Monday, May 9, 2011

Benefits without Benefits

I stumbled across an oldie but goodie while reading a discussion of gay marriage. One of the people referred back to this Family Research Center writeup, citing numerous studies and statistics to call into doubt the notion that the typical homosexual relationship is basically just like the typical heterosexual one.

This leads me back to an old SSM argument which claims that being able to legally marry will stabilize gay relationships, and the main reason why gays are so promiscuous and so many of their relationships are so short-lived is because they don't receive the state benefits. Frankly, the early information on the length of gay marriages in countries and states that permit them are not promising.

Gay activists like to pull race into the mix, comparing any disapproval at all with homosexual sex with the kind of racism that once enslaved an entire people. I'd like to pull in the racist angle and give it a bit of a twist.
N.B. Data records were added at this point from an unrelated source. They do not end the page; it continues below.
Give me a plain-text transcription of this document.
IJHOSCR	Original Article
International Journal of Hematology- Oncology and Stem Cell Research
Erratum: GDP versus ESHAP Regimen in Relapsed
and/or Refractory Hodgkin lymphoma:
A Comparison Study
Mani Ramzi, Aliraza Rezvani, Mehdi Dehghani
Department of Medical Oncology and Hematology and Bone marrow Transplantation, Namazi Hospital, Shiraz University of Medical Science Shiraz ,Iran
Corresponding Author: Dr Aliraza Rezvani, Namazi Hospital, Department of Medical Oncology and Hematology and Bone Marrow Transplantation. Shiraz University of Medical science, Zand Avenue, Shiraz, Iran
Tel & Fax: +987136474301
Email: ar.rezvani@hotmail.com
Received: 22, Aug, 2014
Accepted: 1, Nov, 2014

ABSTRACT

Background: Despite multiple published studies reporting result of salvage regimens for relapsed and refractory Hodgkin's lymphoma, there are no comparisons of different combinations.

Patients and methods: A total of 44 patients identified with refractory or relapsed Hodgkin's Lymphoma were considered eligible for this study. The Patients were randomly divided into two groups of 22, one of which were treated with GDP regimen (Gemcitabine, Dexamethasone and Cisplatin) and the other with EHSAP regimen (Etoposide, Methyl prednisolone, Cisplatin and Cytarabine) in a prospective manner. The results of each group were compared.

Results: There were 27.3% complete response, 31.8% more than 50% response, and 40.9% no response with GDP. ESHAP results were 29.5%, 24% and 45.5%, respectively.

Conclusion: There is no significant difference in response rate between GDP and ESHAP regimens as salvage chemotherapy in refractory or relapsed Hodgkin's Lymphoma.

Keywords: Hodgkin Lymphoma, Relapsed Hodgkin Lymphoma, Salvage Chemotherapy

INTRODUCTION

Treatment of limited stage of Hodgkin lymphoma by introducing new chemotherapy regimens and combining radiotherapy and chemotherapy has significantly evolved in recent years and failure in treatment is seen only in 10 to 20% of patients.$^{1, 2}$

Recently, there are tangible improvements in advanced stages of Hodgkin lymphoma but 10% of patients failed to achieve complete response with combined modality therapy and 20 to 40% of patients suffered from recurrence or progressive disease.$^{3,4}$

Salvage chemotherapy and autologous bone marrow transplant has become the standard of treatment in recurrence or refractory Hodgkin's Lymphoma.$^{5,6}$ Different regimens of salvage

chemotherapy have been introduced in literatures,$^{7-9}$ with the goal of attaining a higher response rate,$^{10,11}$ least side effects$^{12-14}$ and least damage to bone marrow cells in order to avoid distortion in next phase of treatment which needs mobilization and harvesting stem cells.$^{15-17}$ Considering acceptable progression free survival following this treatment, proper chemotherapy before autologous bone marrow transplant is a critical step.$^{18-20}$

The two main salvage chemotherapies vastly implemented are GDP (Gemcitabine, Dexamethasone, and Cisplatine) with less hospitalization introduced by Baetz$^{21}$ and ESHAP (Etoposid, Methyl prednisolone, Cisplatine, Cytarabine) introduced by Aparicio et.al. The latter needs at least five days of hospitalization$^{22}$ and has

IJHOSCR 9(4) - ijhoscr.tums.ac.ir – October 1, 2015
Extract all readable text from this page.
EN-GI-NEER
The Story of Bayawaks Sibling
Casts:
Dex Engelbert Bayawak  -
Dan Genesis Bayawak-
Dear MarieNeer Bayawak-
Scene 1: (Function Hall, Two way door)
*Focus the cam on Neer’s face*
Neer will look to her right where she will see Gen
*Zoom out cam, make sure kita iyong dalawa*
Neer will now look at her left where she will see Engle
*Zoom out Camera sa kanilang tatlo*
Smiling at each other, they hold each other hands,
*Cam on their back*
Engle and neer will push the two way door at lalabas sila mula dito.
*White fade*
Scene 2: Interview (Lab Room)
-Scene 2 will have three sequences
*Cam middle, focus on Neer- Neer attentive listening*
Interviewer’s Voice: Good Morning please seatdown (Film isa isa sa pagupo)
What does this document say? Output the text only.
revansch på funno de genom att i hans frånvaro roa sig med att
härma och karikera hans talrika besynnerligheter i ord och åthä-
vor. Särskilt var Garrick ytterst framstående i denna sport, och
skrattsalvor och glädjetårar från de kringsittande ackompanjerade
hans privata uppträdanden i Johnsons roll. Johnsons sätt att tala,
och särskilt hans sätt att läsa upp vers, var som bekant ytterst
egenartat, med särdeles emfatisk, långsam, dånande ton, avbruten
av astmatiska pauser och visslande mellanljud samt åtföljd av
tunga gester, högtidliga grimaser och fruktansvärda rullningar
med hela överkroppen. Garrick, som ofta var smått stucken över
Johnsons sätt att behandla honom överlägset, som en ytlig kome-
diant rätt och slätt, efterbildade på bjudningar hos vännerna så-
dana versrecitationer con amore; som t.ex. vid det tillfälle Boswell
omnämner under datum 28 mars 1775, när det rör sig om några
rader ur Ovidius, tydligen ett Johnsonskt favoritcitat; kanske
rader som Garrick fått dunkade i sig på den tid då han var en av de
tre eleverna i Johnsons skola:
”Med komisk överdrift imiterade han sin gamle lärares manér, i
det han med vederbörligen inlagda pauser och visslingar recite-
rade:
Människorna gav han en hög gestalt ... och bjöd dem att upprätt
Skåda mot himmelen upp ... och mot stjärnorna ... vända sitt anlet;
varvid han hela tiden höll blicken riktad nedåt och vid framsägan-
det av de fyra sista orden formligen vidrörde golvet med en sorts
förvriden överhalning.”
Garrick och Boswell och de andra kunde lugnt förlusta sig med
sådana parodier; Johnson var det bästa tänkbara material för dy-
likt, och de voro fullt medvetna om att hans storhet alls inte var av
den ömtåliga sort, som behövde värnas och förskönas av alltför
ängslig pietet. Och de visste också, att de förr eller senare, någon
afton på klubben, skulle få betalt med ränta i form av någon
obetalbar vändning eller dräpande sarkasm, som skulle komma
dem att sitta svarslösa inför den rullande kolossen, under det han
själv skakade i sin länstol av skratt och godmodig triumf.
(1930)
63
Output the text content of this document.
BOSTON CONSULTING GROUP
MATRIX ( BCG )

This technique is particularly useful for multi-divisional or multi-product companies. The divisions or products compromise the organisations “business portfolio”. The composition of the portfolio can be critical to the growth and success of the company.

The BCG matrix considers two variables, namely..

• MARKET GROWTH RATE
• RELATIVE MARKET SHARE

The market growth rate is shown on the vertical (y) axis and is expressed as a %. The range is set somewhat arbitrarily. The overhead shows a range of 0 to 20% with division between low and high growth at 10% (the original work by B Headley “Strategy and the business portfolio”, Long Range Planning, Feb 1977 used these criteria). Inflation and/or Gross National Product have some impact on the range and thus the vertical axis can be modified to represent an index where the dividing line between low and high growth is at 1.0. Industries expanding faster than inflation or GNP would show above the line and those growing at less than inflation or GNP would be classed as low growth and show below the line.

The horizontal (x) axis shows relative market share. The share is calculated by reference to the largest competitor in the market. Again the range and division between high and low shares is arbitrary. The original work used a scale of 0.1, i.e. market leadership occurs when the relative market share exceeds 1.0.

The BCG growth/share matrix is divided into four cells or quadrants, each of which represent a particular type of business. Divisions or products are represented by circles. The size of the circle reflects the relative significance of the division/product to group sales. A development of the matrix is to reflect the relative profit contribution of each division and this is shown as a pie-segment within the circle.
When blacks were enslaved, they had no rights. They had no legal standing. Nevertheless, they married each other all the time. On 'friendlier' plantations, the master would oversee a pretty little ceremony. On less friendly places, they would hold their ceremonies quietly, but they still married and were given in marriage.

Now when I say that blacks have no rights, I should remind my readers that this went far beyond simply lacking tax status. They had no inheritance, because they could not own property. Furthermore, a master was fully able to sell the wife away from the husband, or their children away from their parents. The environment was not simply unfriendly to marriage among the black slaves. It was downright hostile.

And yet despite this, the marriages prospered. When slavery first ended and the Civil Rights era began, the family values of the black culture put white culture to shame. Marriages lasted.

It is clear to me that the simple legal acknowledgement of a relationship as "marriage" is not what lends stability. Marriage is a term that is not so much defined as derived. It is the inherent qualities of marriage, the hormonal/chemical/physical/emotional/psychological workings of a sexually exclusive, opposite-sex couple that makes marriage what it is. Slapping the label on a group known for their promiscuity and short-term relationships will not transform them into upstanding pillars of family values.